Greater Anglia said it plans to run a full, normal service on both days, with no service alterations.

The RMT said on Tuesday morning that strike action was ‘absolutely rock solid right across the country’.

General secretary Mick Cash has written to the prime minister alleging that ‘a number of train operating companies are privately indicating to me that that it is the government that are preventing the deals that in normal circumstances they would be able to make with the RMT’.

Rail minister Paul Maynard said: 'The RMT should stop using passengers as pawns in their political game, call off this strike action and return to talks.

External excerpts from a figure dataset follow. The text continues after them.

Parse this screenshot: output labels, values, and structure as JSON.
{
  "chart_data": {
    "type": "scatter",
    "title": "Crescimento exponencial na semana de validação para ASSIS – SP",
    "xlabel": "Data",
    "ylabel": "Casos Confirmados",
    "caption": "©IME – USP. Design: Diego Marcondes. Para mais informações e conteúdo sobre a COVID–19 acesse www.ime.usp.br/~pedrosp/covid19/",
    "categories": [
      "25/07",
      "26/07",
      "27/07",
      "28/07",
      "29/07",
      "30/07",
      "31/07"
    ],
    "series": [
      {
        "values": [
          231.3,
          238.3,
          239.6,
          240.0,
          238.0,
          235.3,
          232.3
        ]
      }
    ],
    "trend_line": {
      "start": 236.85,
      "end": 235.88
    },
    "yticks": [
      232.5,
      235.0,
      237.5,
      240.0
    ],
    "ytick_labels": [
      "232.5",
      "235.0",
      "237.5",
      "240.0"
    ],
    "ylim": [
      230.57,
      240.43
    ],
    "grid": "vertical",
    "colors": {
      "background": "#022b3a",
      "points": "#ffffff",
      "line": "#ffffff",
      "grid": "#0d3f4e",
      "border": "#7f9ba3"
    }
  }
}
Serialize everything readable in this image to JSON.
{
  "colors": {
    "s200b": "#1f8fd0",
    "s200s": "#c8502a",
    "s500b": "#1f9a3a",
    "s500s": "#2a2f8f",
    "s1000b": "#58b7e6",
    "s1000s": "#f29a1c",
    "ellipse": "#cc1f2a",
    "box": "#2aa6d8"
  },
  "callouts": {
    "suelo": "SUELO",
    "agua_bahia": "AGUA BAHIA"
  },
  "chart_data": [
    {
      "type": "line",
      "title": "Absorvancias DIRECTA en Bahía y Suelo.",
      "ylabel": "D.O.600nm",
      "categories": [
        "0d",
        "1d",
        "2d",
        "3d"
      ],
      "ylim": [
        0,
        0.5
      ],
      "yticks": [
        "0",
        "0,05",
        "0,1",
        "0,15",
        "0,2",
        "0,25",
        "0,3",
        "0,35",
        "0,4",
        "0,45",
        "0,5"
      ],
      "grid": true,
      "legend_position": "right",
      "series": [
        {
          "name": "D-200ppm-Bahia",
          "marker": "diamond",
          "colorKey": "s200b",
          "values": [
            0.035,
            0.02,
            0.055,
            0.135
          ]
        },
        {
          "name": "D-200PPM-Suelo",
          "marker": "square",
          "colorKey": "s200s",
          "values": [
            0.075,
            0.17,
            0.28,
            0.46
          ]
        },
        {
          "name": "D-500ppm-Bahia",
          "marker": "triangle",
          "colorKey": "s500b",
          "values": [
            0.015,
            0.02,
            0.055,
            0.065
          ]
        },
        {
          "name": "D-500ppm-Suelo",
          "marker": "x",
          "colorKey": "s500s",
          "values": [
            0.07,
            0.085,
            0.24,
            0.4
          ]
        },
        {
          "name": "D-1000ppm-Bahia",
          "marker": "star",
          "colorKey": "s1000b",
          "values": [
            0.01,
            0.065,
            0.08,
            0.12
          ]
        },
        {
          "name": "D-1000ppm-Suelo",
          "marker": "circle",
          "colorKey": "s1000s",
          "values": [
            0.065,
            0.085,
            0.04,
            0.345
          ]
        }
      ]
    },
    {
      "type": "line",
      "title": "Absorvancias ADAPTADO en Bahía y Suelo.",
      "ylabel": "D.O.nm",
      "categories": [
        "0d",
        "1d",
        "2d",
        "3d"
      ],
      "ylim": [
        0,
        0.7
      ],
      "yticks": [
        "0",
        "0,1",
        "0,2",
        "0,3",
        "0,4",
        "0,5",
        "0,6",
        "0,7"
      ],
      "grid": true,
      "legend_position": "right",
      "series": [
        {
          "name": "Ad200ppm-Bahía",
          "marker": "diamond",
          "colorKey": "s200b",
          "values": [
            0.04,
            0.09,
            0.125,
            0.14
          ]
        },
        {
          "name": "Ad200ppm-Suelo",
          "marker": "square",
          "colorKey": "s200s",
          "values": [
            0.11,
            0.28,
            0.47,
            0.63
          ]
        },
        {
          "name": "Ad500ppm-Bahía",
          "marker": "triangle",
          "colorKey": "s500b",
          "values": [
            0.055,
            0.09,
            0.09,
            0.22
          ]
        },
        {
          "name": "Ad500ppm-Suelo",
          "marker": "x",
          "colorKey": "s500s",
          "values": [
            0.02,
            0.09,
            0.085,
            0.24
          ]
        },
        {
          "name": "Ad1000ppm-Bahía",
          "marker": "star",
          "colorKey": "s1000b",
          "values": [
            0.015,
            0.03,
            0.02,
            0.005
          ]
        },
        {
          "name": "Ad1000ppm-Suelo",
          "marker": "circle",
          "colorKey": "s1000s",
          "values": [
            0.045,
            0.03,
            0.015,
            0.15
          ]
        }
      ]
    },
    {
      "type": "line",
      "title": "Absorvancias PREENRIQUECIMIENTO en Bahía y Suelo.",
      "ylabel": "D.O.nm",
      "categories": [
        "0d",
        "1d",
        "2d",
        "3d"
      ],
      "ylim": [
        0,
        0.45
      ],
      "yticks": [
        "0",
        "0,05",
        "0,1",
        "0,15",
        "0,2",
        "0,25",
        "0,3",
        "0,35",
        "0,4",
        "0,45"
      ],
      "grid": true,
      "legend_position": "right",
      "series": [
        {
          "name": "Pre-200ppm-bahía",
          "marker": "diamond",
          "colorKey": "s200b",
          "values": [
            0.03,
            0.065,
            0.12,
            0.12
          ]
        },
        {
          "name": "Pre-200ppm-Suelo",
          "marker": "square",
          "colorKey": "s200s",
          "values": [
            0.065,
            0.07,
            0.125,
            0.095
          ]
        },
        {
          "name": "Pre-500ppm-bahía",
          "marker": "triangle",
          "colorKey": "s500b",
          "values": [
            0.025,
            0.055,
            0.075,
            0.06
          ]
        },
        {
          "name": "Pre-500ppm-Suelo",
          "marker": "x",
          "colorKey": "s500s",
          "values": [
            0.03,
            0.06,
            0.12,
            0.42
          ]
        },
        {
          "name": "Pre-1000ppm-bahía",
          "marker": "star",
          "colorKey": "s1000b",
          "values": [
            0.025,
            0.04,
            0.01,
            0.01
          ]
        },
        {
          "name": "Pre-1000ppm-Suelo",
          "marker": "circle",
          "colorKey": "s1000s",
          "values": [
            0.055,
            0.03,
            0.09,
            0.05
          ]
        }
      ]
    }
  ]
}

'This dispute is not about jobs as all the companies have guaranteed posts and I have been clear I want to see more people working on the railways, not fewer. It's not about safety either as the independent regulator has ruled that driver-controlled trains are safe.'

Paul Plummer, chief executive of the Rail Delivery Group, which represents train operators, said: ‘Train operators are doing all they can to keep vital services running because jobs, businesses and passengers deserve and need a long-term investment and improvement plan, not short-term opportunistic strikes by the RMT leadership intent on dragging the country backwards.’